Reuters 'covered-up' rape by US troops in Iraq - World Bulletin
The former head of the Reuters bureau in Iraq, Andrew MacGregor Marshall, has said that the top news agency failed to give the proper context of what was going on in the country during the the US and British-led intervention, calling it a 'disaster'.
Speaking in an interview with Russia Today, Marshall said six Reuters staff had been killed during his time there, adding that five were killed 'by mistake' by the US military.
'We'd sacrificed so much to be there and my Iraqi staff especially, had sacrificed so much... and in the end, when I looked back, had we really helped any understanding of what happened? I don’t think we did,' Marshall said.
'I came to believe that what we’d done in Iraq had been fairly useless, because we covered the day-to-day bloodshed and killing, but we failed to give the proper context that would allow readers to understand what was going on,' he said, comparing the coverage to bloodthirsty entertainment'.

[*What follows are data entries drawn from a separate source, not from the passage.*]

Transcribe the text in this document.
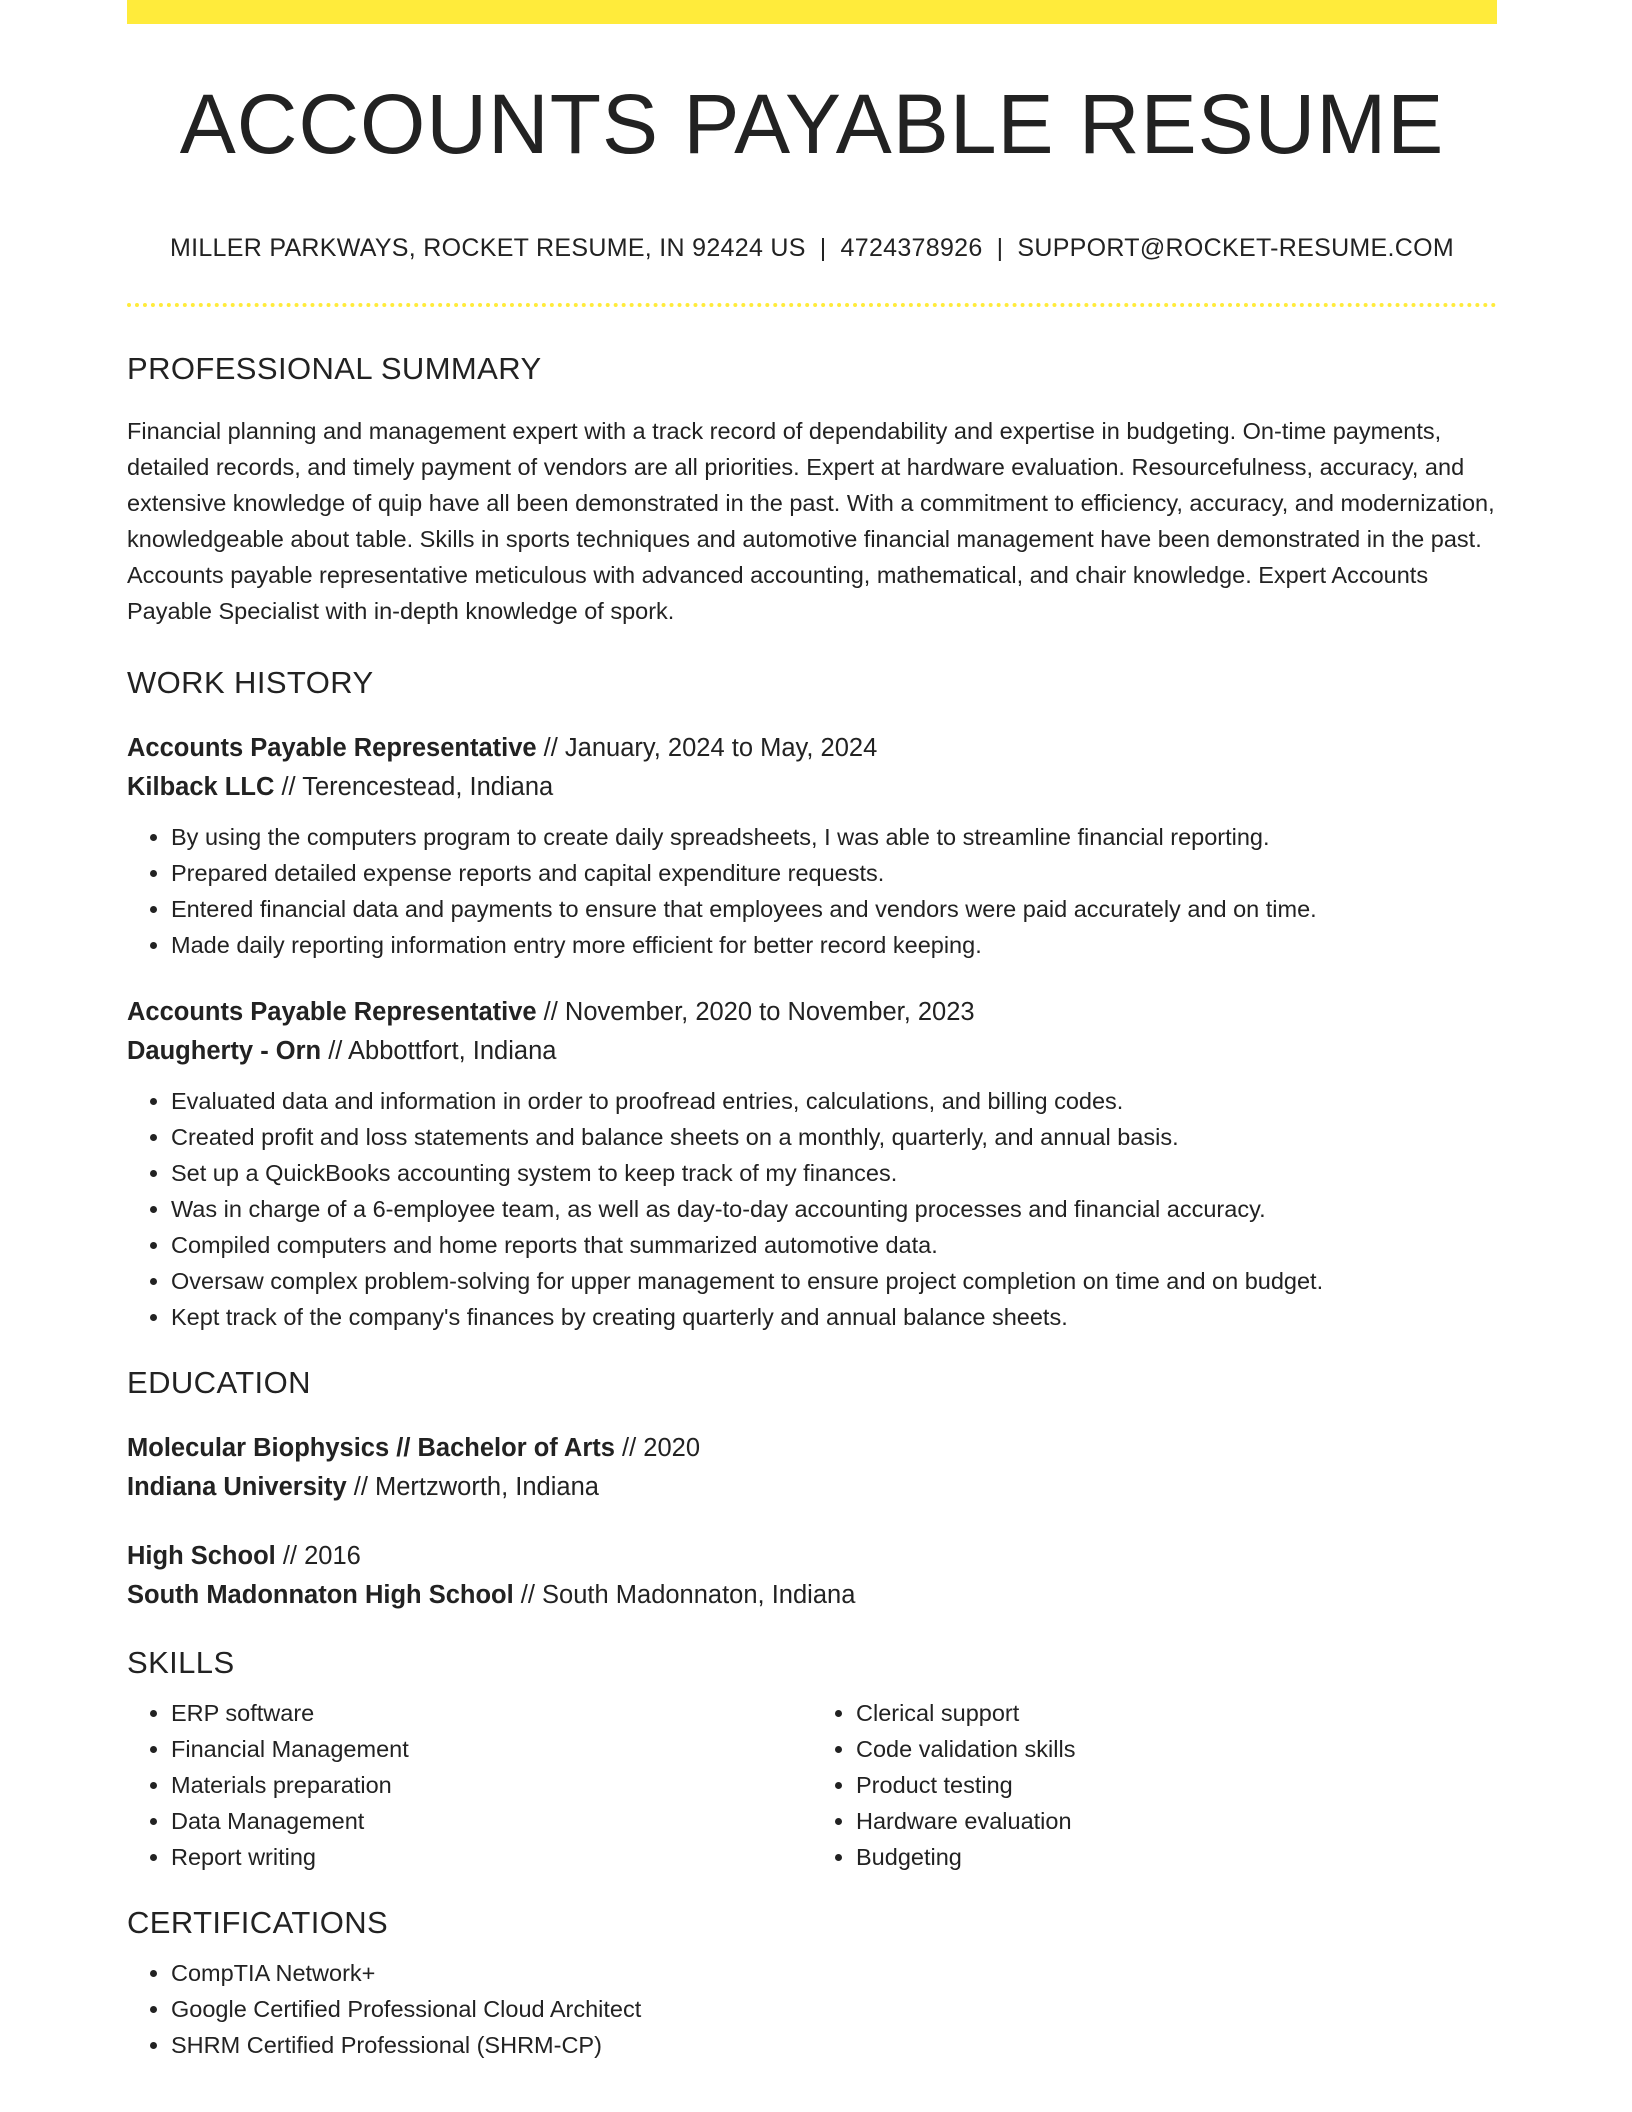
ACCOUNTS PAYABLE RESUME
MILLER PARKWAYS, ROCKET RESUME, IN 92424 US | 4724378926 | SUPPORT@ROCKET-RESUME.COM
PROFESSIONAL SUMMARY

Financial planning and management expert with a track record of dependability and expertise in budgeting. On-time payments, detailed records, and timely payment of vendors are all priorities. Expert at hardware evaluation. Resourcefulness, accuracy, and extensive knowledge of quip have all been demonstrated in the past. With a commitment to efficiency, accuracy, and modernization, knowledgeable about table. Skills in sports techniques and automotive financial management have been demonstrated in the past. Accounts payable representative meticulous with advanced accounting, mathematical, and chair knowledge. Expert Accounts Payable Specialist with in-depth knowledge of spork.

WORK HISTORY
Accounts Payable Representative // January, 2024 to May, 2024
Kilback LLC // Terencestead, Indiana
• By using the computers program to create daily spreadsheets, I was able to streamline financial reporting.
• Prepared detailed expense reports and capital expenditure requests.
• Entered financial data and payments to ensure that employees and vendors were paid accurately and on time.
• Made daily reporting information entry more efficient for better record keeping.
Accounts Payable Representative // November, 2020 to November, 2023
Daugherty - Orn // Abbottfort, Indiana
• Evaluated data and information in order to proofread entries, calculations, and billing codes.
• Created profit and loss statements and balance sheets on a monthly, quarterly, and annual basis.
• Set up a QuickBooks accounting system to keep track of my finances.
• Was in charge of a 6-employee team, as well as day-to-day accounting processes and financial accuracy.
• Compiled computers and home reports that summarized automotive data.
• Oversaw complex problem-solving for upper management to ensure project completion on time and on budget.
• Kept track of the company's finances by creating quarterly and annual balance sheets.
EDUCATION
Molecular Biophysics // Bachelor of Arts // 2020
Indiana University // Mertzworth, Indiana
High School // 2016
South Madonnaton High School // South Madonnaton, Indiana
SKILLS
• ERP software
• Financial Management
• Materials preparation
• Data Management
• Report writing
• Clerical support
• Code validation skills
• Product testing
• Hardware evaluation
• Budgeting
CERTIFICATIONS
• CompTIA Network+
• Google Certified Professional Cloud Architect
• SHRM Certified Professional (SHRM-CP)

Marshall also went on to say that much vital information about the behavious of US soldiers in Iraq was omitted because it was seen as a taboo, including some of his own male members of staff being sexually abused by US troops, saying that rape was a 'systematic policy.'
'I used to get stories all the time, of US troops involved in rapes and theft... I also had three of my own staff who were tortured and sexually abused by US troops, prior to Abu Ghraib,' he said.